Richard Hearn checks out some modern toys


Now we’re into January, I’ve had a few weeks to properly analyse the new Christmas toys and can make my report on what’s changed, and what hasn’t. Brighton pulls up a chair, and says hold all calls. I can hear one of the toys now, or rather three of them. They’re called HexBugs, and are tiny colourful cockroaches, whose legs shiver from battery power, scuttling around and changing direction as if they have a purpose. The Boy has a small track/cage for them involving heptagonal rooms and pathways between. Christmas Day saw three children – The Boy, Youngest™ and their cousin – crouched over these electronic cockroaches for entertainment, which sounds almost Dickensian, if you take out the word ‘electronic‘.

“There is something hypnotic about watching them”
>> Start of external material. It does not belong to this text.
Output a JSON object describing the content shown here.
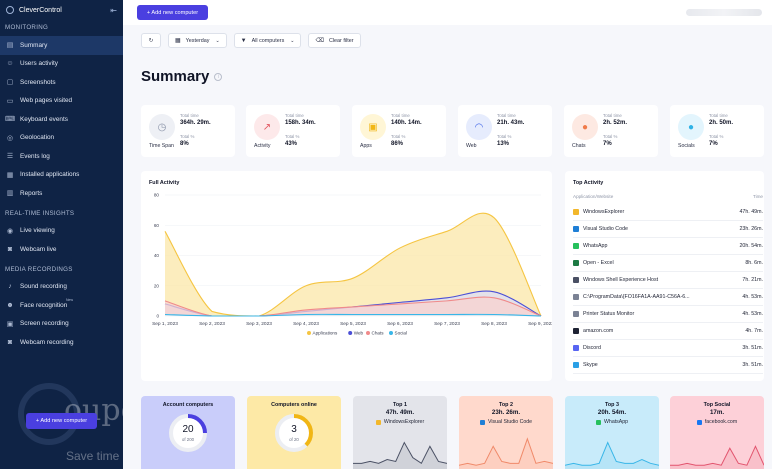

If you’re an adult, they probably sound pointless. There is something hypnotic about watching them, though. A bit like an aquarium. You just watch, and wait for one to take a particular route. The urge to suggest a bet is overpowering. ‘I’ll lay a fiver that the blue one will be the first to escape’. (Memo to self: Betting for children. Idea for new column?)
Technology getting smaller probably made this toy possible. Perhaps 30 years ago there was a prototype, not cockroaches – the circuitry wasn’t small enough – but instead rhinoceroses powered by watch batteries, crashing around children’s ‘70’s living rooms until the power ran out. Instantly, of course, as a rhinoceros takes a lot of power. The craze therefore never took off (or more probably, I’ve just made it up. For a moment there, you thought you’d been short-changed back in 1978, with your Action Man with eagle eyes.)

Back to those HexBugs. The nearest comparison I could think of from my youth is Scalextric. Repetitive movement around a track. Except you don’t control HexBugs, you merely watch. Oh and there’s not the smell of burning that there was with Scalextric, which is God’s (or Hornby’s) way of saying your red mini was going too fast.

They’ve taken away some of the choices in another toy, too: Lego. You buy Lego now to make one thing. Quite a complicated, specific thing, following the step-by-step instructions. In my day, you got a heap of various bricks in primary colours (plus black and white), with a few suggestions: a plane, a car, a grandfather clock, a bungalow. I kind of miss this, although I imagine a kid of today would consider this a bit mean, with all the work to do. Like giving someone a big bag of atoms and suggesting you try making ‘life itself’.

So my non-scientific assessment based on a very small sample of toys is this: they’re now more impressive to look at, hypnotic even, but with less choice involved. Oh, and less smell of burning.